Verisk Maplecroft predicts that “fiscal indiscipline” on the part of Tanzanian authorities means that businesses could face “forceful implementation of tax and regulatory reforms” to enable the government to make ends meet.

Tanzania has tended to favour artisanal miners, to the extent that the government revoked licences from multinationals Barrick and Glencore to open the land to thousands of small-scale miners. The first three months of 2020, before the more calamitous effects of Covid-19 had come to pass, mining contributed over 15% to the country’s GDP.

The president overseeing these changes to the mining sector, John Magufuli, was a major promoter of Covid-19 denialism until his death in March 2021 – rejecting lockdowns and social distancing measures in favour of prayer. 

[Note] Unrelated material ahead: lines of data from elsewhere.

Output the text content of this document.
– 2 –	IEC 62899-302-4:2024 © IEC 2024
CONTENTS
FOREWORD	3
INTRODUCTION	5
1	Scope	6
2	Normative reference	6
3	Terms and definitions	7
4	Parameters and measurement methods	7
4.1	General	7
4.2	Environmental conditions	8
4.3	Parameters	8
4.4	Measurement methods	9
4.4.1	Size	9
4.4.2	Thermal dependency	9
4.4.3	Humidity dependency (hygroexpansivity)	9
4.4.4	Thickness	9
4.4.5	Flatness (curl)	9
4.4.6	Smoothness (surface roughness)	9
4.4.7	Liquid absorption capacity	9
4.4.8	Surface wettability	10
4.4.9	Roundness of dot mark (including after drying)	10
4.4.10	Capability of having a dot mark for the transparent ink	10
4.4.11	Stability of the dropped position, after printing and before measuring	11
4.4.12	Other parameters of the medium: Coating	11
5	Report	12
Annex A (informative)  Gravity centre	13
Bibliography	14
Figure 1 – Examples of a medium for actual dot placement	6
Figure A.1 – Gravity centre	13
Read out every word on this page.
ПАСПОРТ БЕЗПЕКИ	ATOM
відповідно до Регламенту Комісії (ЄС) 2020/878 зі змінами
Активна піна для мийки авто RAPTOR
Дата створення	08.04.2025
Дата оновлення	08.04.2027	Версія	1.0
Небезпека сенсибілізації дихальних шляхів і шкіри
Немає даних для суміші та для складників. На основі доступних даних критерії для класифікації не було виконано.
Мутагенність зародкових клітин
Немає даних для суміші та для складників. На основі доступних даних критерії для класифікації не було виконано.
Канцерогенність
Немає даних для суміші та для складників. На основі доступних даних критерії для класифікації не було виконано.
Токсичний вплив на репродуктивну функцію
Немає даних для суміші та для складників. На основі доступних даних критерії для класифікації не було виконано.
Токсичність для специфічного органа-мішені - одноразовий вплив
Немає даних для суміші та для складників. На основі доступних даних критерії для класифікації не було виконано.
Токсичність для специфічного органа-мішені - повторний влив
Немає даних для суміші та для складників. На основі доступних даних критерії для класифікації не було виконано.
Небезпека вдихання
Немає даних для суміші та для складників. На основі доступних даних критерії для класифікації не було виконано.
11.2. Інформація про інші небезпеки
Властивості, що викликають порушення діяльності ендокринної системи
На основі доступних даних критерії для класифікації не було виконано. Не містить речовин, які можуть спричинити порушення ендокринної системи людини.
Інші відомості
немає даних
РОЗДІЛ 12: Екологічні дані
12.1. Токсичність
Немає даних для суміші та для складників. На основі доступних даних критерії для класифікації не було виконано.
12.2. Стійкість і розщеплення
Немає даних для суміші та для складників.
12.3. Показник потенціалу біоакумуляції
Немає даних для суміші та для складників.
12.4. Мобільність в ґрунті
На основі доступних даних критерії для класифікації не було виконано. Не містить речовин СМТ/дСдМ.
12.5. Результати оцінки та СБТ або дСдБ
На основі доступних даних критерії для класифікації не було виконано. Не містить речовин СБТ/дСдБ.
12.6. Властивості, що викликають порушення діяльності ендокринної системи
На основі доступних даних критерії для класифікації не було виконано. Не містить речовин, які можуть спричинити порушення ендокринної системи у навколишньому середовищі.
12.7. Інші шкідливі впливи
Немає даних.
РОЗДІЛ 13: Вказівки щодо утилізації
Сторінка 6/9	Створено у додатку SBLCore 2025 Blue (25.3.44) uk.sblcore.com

When more than 500 cases of the virus were confirmed in Tanzania, his government stopped reporting cases to the World Health Organisation, declaring the test kits faulty and the nation free of the virus. His administration even rejected the premise of importing vaccines, including the free doses that it would be eligible for under the Covax initiative that aims to provide vaccines to poorer nations.

Tanzania had been experiencing years of economic growth up until the pandemic, but its wilful ignorance of the pandemic is likely to have major knock on effects for its economy – making further shake ups of mining laws more likely as the nation seeks to reset.